Computed tomography guided radiological marking techniques described include wire marking [7, 8], lipiodol marking [9], barium marking [10], and combinations of wire and lipiodol marking [11]. CT guided wire markings have been associated with uncontrollable pneumothorax and wire dislodgement, as well as high proportion of minor adverse events such as small pneumothorax and perifocal bleeding [7, 8, 11, 12]. The technique, using CT guided administered barium contrast balls to mark lung nodules, was found to cause local acute inflammations in all cases [10], and this can potentially hinder surgical resection.

The use of StealthStation Treon treatment guidance system (Medtronic; Louisville, KY) has been described. The system navigates the administration of methylene into or adjacent to the lung nodule. Results have been successful with no reported major complications; however, the equipment can be costly and requires training for use [13].

Surgical techniques using methylene blue have been described with the surgeon palpating more superficial nodules with a finger through the port site incision and marking the palpated area before continuing with VATS resection [14]. A technique using radiological guided methylene blue for marking prior to breast microdochectomy has also been shown to have equal diagnostic accuracy compared to wire marking [15].

The need for accurate localization particularly for deeper lung nodules is essential for the success of VATS procedure for lung metastasectomy. The technique described is a cost effective, safe, and reliable method in marking lung nodules prior to resection. The method does not require expensive equipment described in other studies; nor does it run the risk of wire dislodgement. As with the studies from Lenglinger et al. in 1994 [5] and McConnell et al. in 2002 [6], no patients experienced any adverse effects of the methylene blue-autologous blood mixture and no major complications occurred.

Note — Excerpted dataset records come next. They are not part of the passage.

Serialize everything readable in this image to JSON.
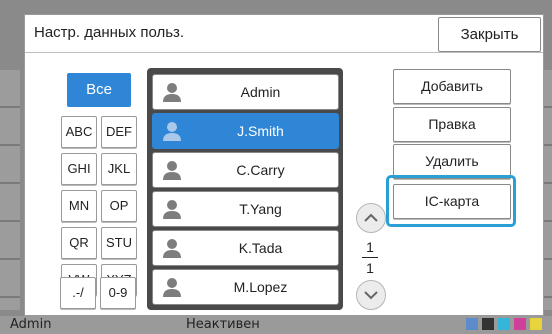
{
  "dialog": {
    "title": "Настр. данных польз.",
    "close_label": "Закрыть"
  },
  "filters": {
    "all": "Все",
    "groups": [
      "ABC",
      "DEF",
      "GHI",
      "JKL",
      "MN",
      "OP",
      "QR",
      "STU",
      "VW",
      "XYZ",
      ".-/",
      "0-9"
    ]
  },
  "users": [
    {
      "name": "Admin",
      "selected": false
    },
    {
      "name": "J.Smith",
      "selected": true
    },
    {
      "name": "C.Carry",
      "selected": false
    },
    {
      "name": "T.Yang",
      "selected": false
    },
    {
      "name": "K.Tada",
      "selected": false
    },
    {
      "name": "M.Lopez",
      "selected": false
    }
  ],
  "pager": {
    "current": "1",
    "total": "1"
  },
  "actions": {
    "add": "Добавить",
    "edit": "Правка",
    "delete": "Удалить",
    "ic_card": "IC-карта"
  },
  "background": {
    "status_user": "Admin",
    "status_state": "Неактивен"
  },
  "colors": {
    "accent": "#2f86d6",
    "highlight": "#2a9fd6",
    "list_frame": "#4a4a4a"
  }
}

Small pneumothorax is a common minor complication in any procedure where a needle passes through the pleura and would usually resolve spontaneously without further management; however, all these patients were undergoing immediate surgery. Piercing the pleura multiple times increases the risk of causing pneumothorax and therefore good planning prior to the procedure with a safe route for the needle to pass is essential [16]. One of the main risk factors for pneumothorax development is background chronic obstructive pulmonary disease and its associated complications, such as blebs and bullae [17]. Other risk factors for the development of pneumothorax include increasing patient age, increased depth of lesion, increased time of needle across the pleura, and traversing a fissure [16, 17]. Consideration also needs to be made of the motion of the lung with breathing and intermittent breath holds may be required during acquisition of images and advancement of the needle [16]. The incidence of pneumothorax is reported to range from 9% to 54% for lung nodule biopsy [16, 17], with an average of 20% [18], rising to 39% in patients with background emphysema [19]. Our pneumothorax rate of 7% with this technique is less than the aforementioned 9 studies and none lead to any complication during subsequent induction of general anaesthesia. None of the patients in this cohort had significant emphysema, bulla, or blebs.

An issue that we discovered is that even though only a small volume is injected, the dye can spread over a much larger area in the adjacent lung than simply the parenchyma surrounding the nodule to be marked; thus, as the injection is started, this needs to be at a slow and steady rate while withdrawing the needle back to the visceral pleural surface.

Clear communication with surgeons performing the subsequent metastasectomy is paramount and reconstructed multiplanar CT images of the nodule location aid their procedure planning. This and the discussion with the surgeon when there is the slightest concern when the marking is not exact will inevitably reduce failure rates and complications.

Conflict of Interests

The authors declare that there is no conflict of interests regarding the publication of this paper.